The People’s Bank of China lowered the one-year base loan rate by 5 basis points to 3.65% at the central bank’s monthly fix on Monday, while the five-year base loan rate was lowered by 15 basis points to 4.30%.

This came on the heels of last week’s surprising decision to cut two other benchmark interest rates.

While China’s economy, the world’s second largest, narrowly avoided contraction in the second quarter, widespread COVID-19 lockdowns and the real estate crisis are weighing on consumer and business confidence.

Last week, Goldman Sachs cut its full-year GDP growth forecast for China to 3.0% from 3.3% previously, well below Beijing’s official target of around 5.5%.

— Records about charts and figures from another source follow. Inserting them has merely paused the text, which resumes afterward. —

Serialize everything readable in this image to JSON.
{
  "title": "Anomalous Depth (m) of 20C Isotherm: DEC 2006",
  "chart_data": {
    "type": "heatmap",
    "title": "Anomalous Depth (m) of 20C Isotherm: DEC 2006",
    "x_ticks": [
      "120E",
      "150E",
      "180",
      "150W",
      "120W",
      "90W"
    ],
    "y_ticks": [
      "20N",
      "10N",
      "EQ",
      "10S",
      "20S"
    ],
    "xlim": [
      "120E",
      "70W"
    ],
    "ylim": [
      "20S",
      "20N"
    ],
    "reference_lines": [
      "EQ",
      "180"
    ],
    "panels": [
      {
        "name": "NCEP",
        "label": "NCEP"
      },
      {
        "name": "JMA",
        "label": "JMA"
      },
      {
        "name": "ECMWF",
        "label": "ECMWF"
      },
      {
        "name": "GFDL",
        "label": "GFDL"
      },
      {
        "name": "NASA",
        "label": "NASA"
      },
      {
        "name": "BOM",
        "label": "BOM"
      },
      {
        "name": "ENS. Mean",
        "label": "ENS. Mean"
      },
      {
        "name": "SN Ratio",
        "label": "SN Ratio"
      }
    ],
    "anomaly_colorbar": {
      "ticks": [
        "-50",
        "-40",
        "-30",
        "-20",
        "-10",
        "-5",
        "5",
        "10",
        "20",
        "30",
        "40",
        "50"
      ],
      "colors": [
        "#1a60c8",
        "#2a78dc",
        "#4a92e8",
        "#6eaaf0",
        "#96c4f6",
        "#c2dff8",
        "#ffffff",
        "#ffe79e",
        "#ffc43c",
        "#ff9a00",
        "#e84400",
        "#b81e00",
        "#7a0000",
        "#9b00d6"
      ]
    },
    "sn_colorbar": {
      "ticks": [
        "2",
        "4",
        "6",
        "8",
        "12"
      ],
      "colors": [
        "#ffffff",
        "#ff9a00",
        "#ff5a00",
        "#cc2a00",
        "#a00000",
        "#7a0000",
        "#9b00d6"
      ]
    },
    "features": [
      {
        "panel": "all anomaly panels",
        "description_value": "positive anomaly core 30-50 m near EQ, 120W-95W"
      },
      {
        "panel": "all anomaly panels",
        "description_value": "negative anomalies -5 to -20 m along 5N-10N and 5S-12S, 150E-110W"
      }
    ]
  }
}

US stock markets are set to open sharply lower on Monday, with investors nervous ahead of the Federal Reserve’s eagerly awaited Jackson Hole economic seminar.

By 06:00 ET (10:00 GMT), Dow futures were down 300 points, or 0.9%, S&P 500 futures were down 1.2%, and Nasdaq 100 futures were down 1.5%.

Oil prices fell on Monday due to reports that a deal to revive the nuclear deal between Iran and Western powers is imminent.

And the Qatari news channel Al-Jazeera reported, at the weekend, that such a deal was “imminent,” while the White House confirmed that the leaders of the United States, Britain, France and Germany discussed the plans at the end of the week.

These fraught negotiations have lasted more than a year, and the market may be on its way forward, especially after an Iranian Foreign Ministry spokesman on Monday accused the United States of “stalking.”

However, the deal could release more than 1 million barrels of oil per day into the market if sanctions on Iranian oil are lifted.